Quindi si, va bene il cubicolo, ma la conoscenza non sarà mai aria.
stai diventando sempre più apocalittico
è difficile fare queste proiezioni. siamo all’inizio di una nuova era, la conoscenza si diffonderà in modi diversi dal passato. penso che nasceranno nuove professioni intellettuali dedicate alla ricerca delle informazioni e al loro impacchettamento in applicazioni utili. ci sono ancora poche analisi, per fare un esempio, sui mash up prioettati in un futuro in cui molti più dati e informazioni saranno disponibili in formati “mashable”.
@tambu: non credo che un nodo sarà mai importante, per quanto condivida e sappia indirizzare correttamente.

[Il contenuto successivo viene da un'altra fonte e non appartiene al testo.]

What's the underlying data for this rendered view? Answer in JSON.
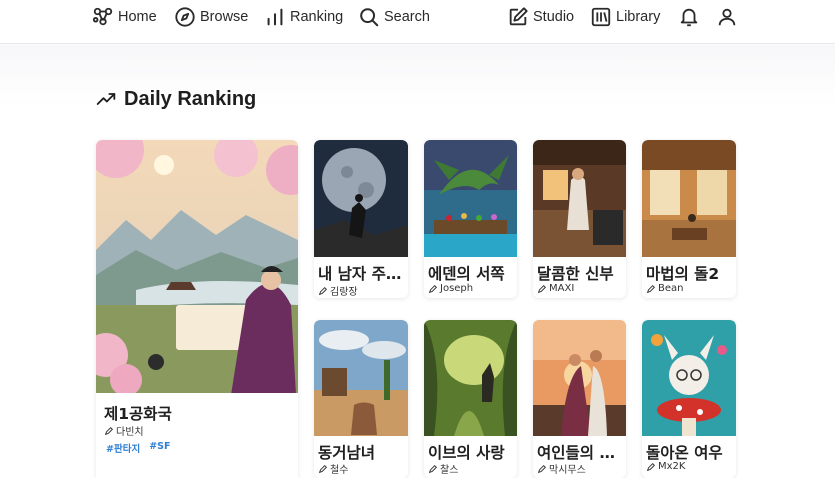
{
  "nav": {
    "home_label": "Home",
    "browse_label": "Browse",
    "ranking_label": "Ranking",
    "search_label": "Search",
    "studio_label": "Studio",
    "library_label": "Library",
    "icons": [
      "logo-icon",
      "compass-icon",
      "bar-chart-icon",
      "search-icon",
      "edit-icon",
      "library-icon",
      "bell-icon",
      "user-icon"
    ]
  },
  "section": {
    "title": "Daily Ranking",
    "icon": "trending-up-icon"
  },
  "featured": {
    "title": "제1공화국",
    "author": "다빈치",
    "tags": [
      "#판타지",
      "#SF"
    ]
  },
  "cards": [
    {
      "title": "내 남자 주인공이 바뀌었다",
      "author": "김랑장"
    },
    {
      "title": "에덴의 서쪽",
      "author": "Joseph"
    },
    {
      "title": "달콤한 신부",
      "author": "MAXI"
    },
    {
      "title": "마법의 돌2",
      "author": "Bean"
    },
    {
      "title": "동거남녀",
      "author": "철수"
    },
    {
      "title": "이브의 사랑",
      "author": "찰스"
    },
    {
      "title": "여인들의 이야기",
      "author": "막시무스"
    },
    {
      "title": "돌아온 여우",
      "author": "Mx2K"
    }
  ],
  "colors": {
    "accent": "#2f7fd4",
    "text": "#1f1f1f",
    "background": "#ffffff"
  }
}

così come credo che un accentratore sia un danno, per quanto ne sappia.
credo nelle sfumature del grigio, piuttosto.
@ale: ho mangiato la pizza più apocalittica della storia, oggi. btw: sto guardando il tutto con aria di sfida, aspettandomi un raggiro colossale. sto facendo questo “esercizio” per un altro motivo.
così sto facendo qualcosa che è come tornare indietro di 50 anni, guardare un televisore e prevedere che lo useranno per televendite, per playboy e per suonerie.
sto cercando “il lato oscuro”, e forse è pessimismo “di riflessione e di provocazione”.
anche se poi la rete è molto presa dal nuovo nokia, il nuovo ubuntu, il nuovo cazzi&mazzi 3.0.
La casa non centra, centra lo spazio,
la dimensione non centra, centra il tempo.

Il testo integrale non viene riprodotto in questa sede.